Tort Reform Does Not Lower Cost of Medical Care

MEDICAL MALPRACTICE.Don’t expect big health-care savings from medical malpractice reform.WP.101614

Don’t expect big health-care savings from medical malpractice reform

By Jason Millman October 15

There’s been a long-running theory that one reason medical costs are bloated is that doctors are

scared of medical malpractice suits, so they order expensive and unnecessary tests to protect

themselves from liability.

But in three states over the past decade that enacted laws to put stricter limits on medical

malpractice lawsuits, there hasn’t been much of an impact in the volume or cost of emergency

room care, a new Rand Corporation study shows.

The finding suggests that doctors “are less motivated by legal risk than they themselves believe,”

casting doubt on the level of savings that could be achieved through medical malpractice reform,

according to the study published in the New England Journal of Medicine on Wednesday. The

findings try to help clarify a topic still up to for debate — just how much wasteful “defensive

medicine” could be eliminated from health care.
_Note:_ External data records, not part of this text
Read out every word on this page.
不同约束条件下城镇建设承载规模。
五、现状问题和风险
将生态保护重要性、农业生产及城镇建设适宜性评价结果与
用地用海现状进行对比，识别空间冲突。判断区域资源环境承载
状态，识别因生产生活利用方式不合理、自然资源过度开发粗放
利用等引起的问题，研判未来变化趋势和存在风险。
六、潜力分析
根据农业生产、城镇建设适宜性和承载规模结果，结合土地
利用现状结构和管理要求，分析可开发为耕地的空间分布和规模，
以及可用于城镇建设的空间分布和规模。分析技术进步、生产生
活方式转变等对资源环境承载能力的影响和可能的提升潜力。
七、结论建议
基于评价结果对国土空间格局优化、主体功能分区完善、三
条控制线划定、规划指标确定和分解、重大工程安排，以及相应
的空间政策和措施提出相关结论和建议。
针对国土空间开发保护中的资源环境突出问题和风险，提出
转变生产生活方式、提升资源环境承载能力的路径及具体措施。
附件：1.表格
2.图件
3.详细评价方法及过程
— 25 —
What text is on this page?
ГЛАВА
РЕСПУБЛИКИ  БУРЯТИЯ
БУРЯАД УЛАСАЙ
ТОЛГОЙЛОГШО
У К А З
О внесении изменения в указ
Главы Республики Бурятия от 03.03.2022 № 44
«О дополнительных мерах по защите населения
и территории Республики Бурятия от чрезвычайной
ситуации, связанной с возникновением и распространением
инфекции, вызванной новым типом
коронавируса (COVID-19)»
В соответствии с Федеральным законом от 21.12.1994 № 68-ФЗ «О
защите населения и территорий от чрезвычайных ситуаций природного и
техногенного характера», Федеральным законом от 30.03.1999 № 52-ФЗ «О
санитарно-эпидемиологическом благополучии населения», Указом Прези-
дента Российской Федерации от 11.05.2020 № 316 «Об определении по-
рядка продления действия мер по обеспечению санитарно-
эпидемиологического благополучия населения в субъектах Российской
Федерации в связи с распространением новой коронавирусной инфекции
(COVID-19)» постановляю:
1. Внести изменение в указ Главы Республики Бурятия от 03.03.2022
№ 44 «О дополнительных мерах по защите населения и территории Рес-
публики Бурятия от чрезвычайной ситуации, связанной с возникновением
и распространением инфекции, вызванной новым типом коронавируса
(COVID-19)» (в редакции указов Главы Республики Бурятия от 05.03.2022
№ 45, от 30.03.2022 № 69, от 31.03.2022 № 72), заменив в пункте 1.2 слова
Rand researchers analyzed the experience of emergency rooms in Georgia, South Carolina and

Texas after those states raised the bar for malpractice suits to “gross negligence” for emergency

care — meaning doctors basically had to know they were providing improper care to a patient

but did it anyway. As the researchers describe it, those state laws try to protect physicians

working in a high-intensity environment who might not have complete patient information at the

time care we provided.

Researchers reviewed more than 3 million Medicare claims for three main metrics: how often ER

physicians ordered advanced imaging studies — the most common defensive medicine

procedures ordered by ER doctors (and among the most expensive), the rate of inpatient

admissions following ER visits, and total charges for an ER visit. They compared the results to

neighboring states with lower barriers for malpractice lawsuits.

If the new medical malpractice laws freed up doctors to take fewer defensive measures, you’d

probably expect reductions in those three metrics. But the researchers found nothing really

changed in these three states, at least for Medicare patients that the study analyzed. Only Georgia

exhibited a small reduction in charges per patient, they found.

There are a few things that could influence their findings, the researchers write. Emergency

physicians may think the new malpractice laws still don’t offer as much protection as they’d like.

The state laws may have a stronger effect among patients under 65, who weren’t included in this

study. But the researchers said the findings suggest that ER doctors, when determining a patient’s

care, don’t consider the chance of being sued as much as they claim to.The new Rand research comes a few weeks after another study determined more than a quarter

of hospital procedures were considered defensive actions, but just 13 percent of hospital costs

could at least be partially attributed to defensive medicine. Further, that study published in the

Journal of the American Medical Association said completely defensive hospital orders

accounted for just 2.9 percent of the costs, mostly because of additional days of hospitalization.